One direct lender in the hotel sector, for example, offers select borrowers affected by such natural disasters a financing plan that includes six to 12 months of no payments and 18 months of interest-only payments. Rates stay in the standard 7 percent to 9 percent range for loan amounts typically ranging between $50,000 and $15 million.
In the aftermath of a devastating hurricane, hotel owner-operators with distressed properties may be tempted to jump at a seemingly easy financing offer. Mortgage brokers can help by having an open discussion with these borrowers about predatory lenders and their tactics, including the financial reward some lenders pay brokers for placing loans with inflated interest rates.

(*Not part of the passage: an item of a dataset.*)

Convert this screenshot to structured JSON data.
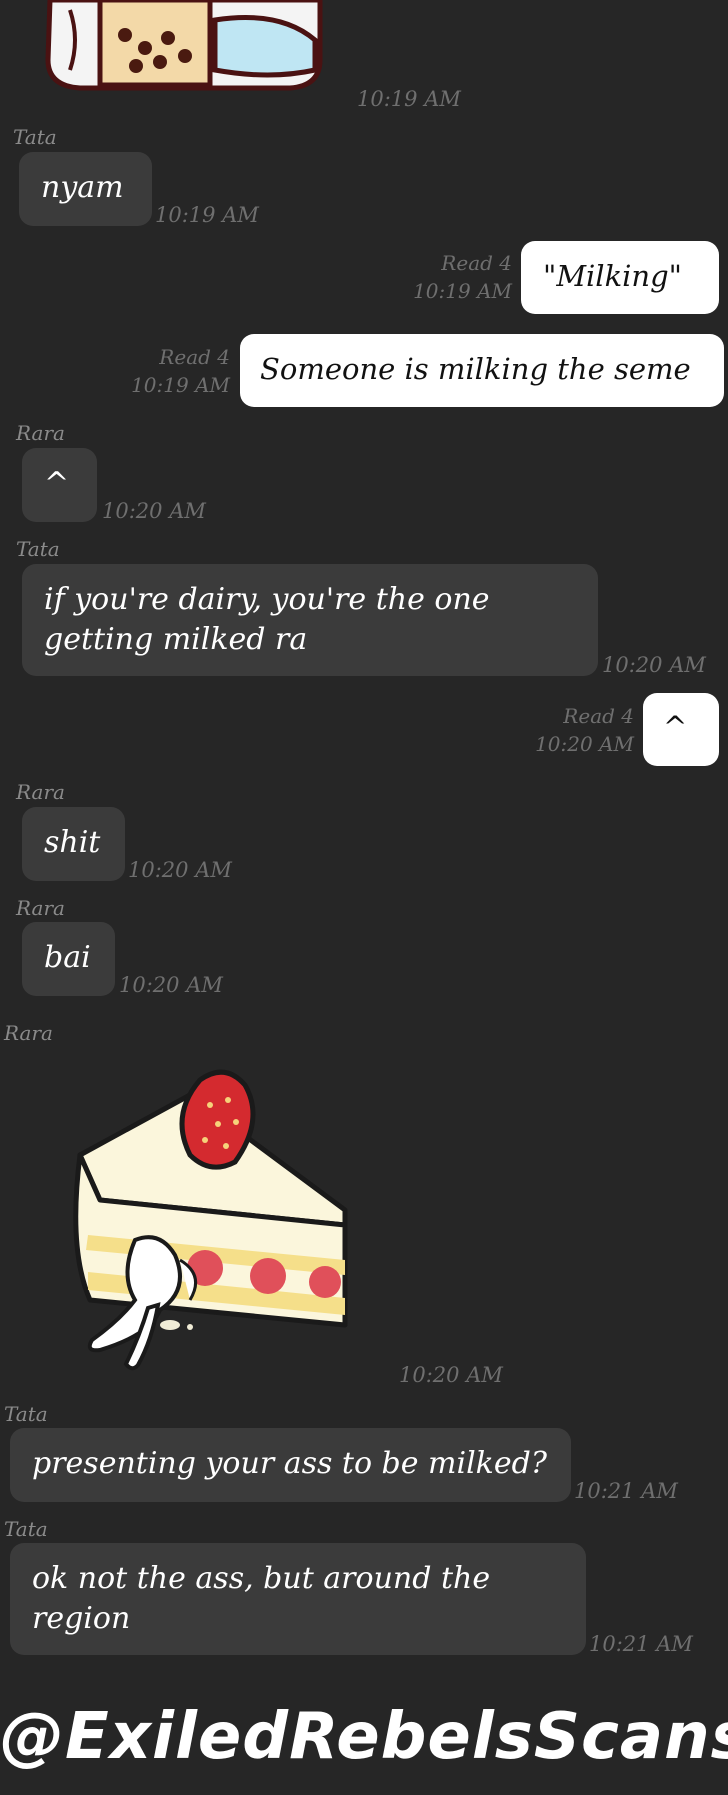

“If it’s too good to be true, it might well be,” Access Point’s Wright said. “Borrowers [and brokers] need to be on very high alert as to who they’re dealing with. It’s not uncommon to find out lenders are really injecting capital under false pretense with the objective of taking back the property or, at the very least, taking over management of the asset.”
Business-interruption insurance can be another critical source of assistance that can help property owners stay calm and avoid making bad financing decisions while a hotel is recovering, Sonnenblick says. This insurance can help pay for operations and debt service so owner-operators are protected, typically for 24 months of interruption.
With predatory lending always a factor in the market, especially in the wake of a major disaster, it’s imperative for mortgage brokers and hotel owner-operators to dive deep into a financial institution’s history before inking a deal. The interest rate should not be the sole litmus test for doing business with a particular lender, Wright adds.